Nixon Scion Woos Teenage Supermarket Princess in Worst 'Vows' Column Ever
While the "We left our spouses for each other" New York Times "Vows" column was certainly a doozy, this new one, about the June 4th wedding of Andrea Catsimatidis and Christopher Cox, might be even worse.
Some background on this union of two gnarled branches of American royalty: Cox, the grandson of Richard M. Nixon and the son of the chairman of the New York Republican State Committee, met Catsimatidis, the daughter of Gristedes supermarket billionaire John Catsimatidis, while he was campaigning for John McCain at her high school.
Yes, the then 29-year-old Cox met Catsimatidis at her tony Upper East Side private school back in 2008, when she was 17, and they were instantly smitten. A courtship ensued and they became engaged — he proposed to her at her high school — last year, much to the horror of Long Island society. So flash forward a year to a lavish, 700-person Waldorf Astoria wedding and, of course, the inevitable Times profile. And it's just full of gems:
"She was the only person I remembered meeting that day," he said. Ms. Catsimatidis, who at the time was five days shy of her 18th birthday, found herself taken by Mr. Cox's political convictions, as well as his boyish looks.
"All the girls were cutting me in line," remembered Ms. Catsimatidis, now 21. "They all wanted to meet the cute McCain guy."
That may mark the only time that "cute" and "McCain guy" have ever appeared in the same sentence. "Skin-molting lizard people are cute" just doesn't get said a lot.
As a child, Christopher Cox would go to sleep listening to tapes of President Nixon reading books. A family story has it that when Christopher was 3 or 4, he was sitting at the dinner table when someone asked for the salt. "I said, ‘Be careful with the salt, it's important for world peace,' " Mr. Cox said. "I had no idea that it was the Strategic Arms Limitation Talks."
Wait, Richard Nixon recorded himself reading books about the SALT treaty? And a child was allowed to listen to that? Would that be considered abuse these days?
Her father, she added, was quite strict ("one of those overprotective Greek fathers," she says) and would insist, among other things, that she come straight home after school.

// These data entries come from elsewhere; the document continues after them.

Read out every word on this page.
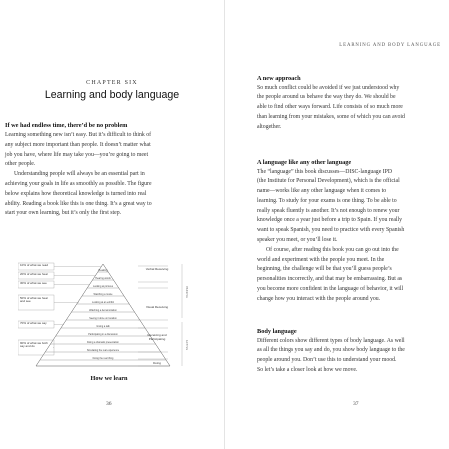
CHAPTER SIX
Learning and body language
If we had endless time, there’d be no problem

Learning something new isn’t easy. But it’s difficult to think of

any subject more important than people. It doesn’t matter what

job you have, where life may take you—you’re going to meet

other people.

Understanding people will always be an essential part in

achieving your goals in life as smoothly as possible. The figure

below explains how theoretical knowledge is turned into real

ability. Reading a book like this is one thing. It’s a great way to

start your own learning, but it’s only the first step.

10% of what we read
20% of what we hear
30% of what we see
50% of what we hear and see
70% of what we say
90% of what we both say and do
Reading
Hearing words
Looking at pictures
Watching a movie
Looking at an exhibit
Watching a demonstration
Seeing it done on location
Giving a talk
Participating in a discussion
Doing a dramatic presentation
Simulating the real experience
Doing the real thing
Verbal Receiving
Visual Receiving
Receiving and Participating
Doing
PASSIVE
ACTIVE
How we learn
36
LEARNING AND BODY LANGUAGE
A new approach

So much conflict could be avoided if we just understood why

the people around us behave the way they do. We should be

able to find other ways forward. Life consists of so much more

than learning from your mistakes, some of which you can avoid

altogether.

A language like any other language

The “language” this book discusses—DISC-language IPD

(the Institute for Personal Development), which is the official

name—works like any other language when it comes to

learning. To study for your exams is one thing. To be able to

really speak fluently is another. It’s not enough to renew your

knowledge once a year just before a trip to Spain. If you really

want to speak Spanish, you need to practice with every Spanish

speaker you meet, or you’ll lose it.

Of course, after reading this book you can go out into the

world and experiment with the people you meet. In the

beginning, the challenge will be that you’ll guess people’s

personalities incorrectly, and that may be embarrassing. But as

you become more confident in the language of behavior, it will

change how you interact with the people around you.

Body language

Different colors show different types of body language. As well

as all the things you say and do, you show body language to the

people around you. Don’t use this to understand your mood.

So let’s take a closer look at how we move.

37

"If I was not in the house at 3:20," she said, "he would threaten to call Ray Kelly," the New York police commissioner.
Princesses must be kept safely in the castle, this is true.
For their second date, Mr. Cox took Ms. Catsimatidis to the presidential debate at Hofstra University on Long Island. By then, she said, she had come to recognize how well their backgrounds, values and beliefs meshed. "It made it so much easier," she said. "If politics are so important in both of our lives, we have to agree."
"Soo, where are we going on our date??" "Hofstra." "I... Uh. It's over."
On June 4, they were married at the Greek Orthodox Cathedral of the Holy Trinity on the East Side, before a church packed with family members and political powerhouses (Hillary Rodham Clinton and Mr. Kelly sat on the bride's side, and former Secretary of State Henry Kissinger and Mr. Giuliani on the bridegroom's) and a tittering clutch of Ms. Catsimatidis's high school friends. "Can we talk about the fact that this is actually happening?" one of the young women, round-eyed, said to a friend.
Yes, let's talk about it! Let's talk a lot about how this is actually happening.
The article then ends with a whimsical description of young Ms. Catsimatidis gushing about her perfect day while behind her George Pataki boogies to an AC/DC song. While outside, the peasants starved.
If you want to know more about this couple, the New York Post ran a darling little profile a couple weeks ago that's most notable for featuring a hilarious photo in which a butler, a fully tuxedoed butler, can be seen in the background. (Update: The butler is made of wax! So it's a fake "joke" butler? Either way it's bad, really.)
So all things considered (Nixon, McCain, high school, Gristedes): Worst ever? Maybe?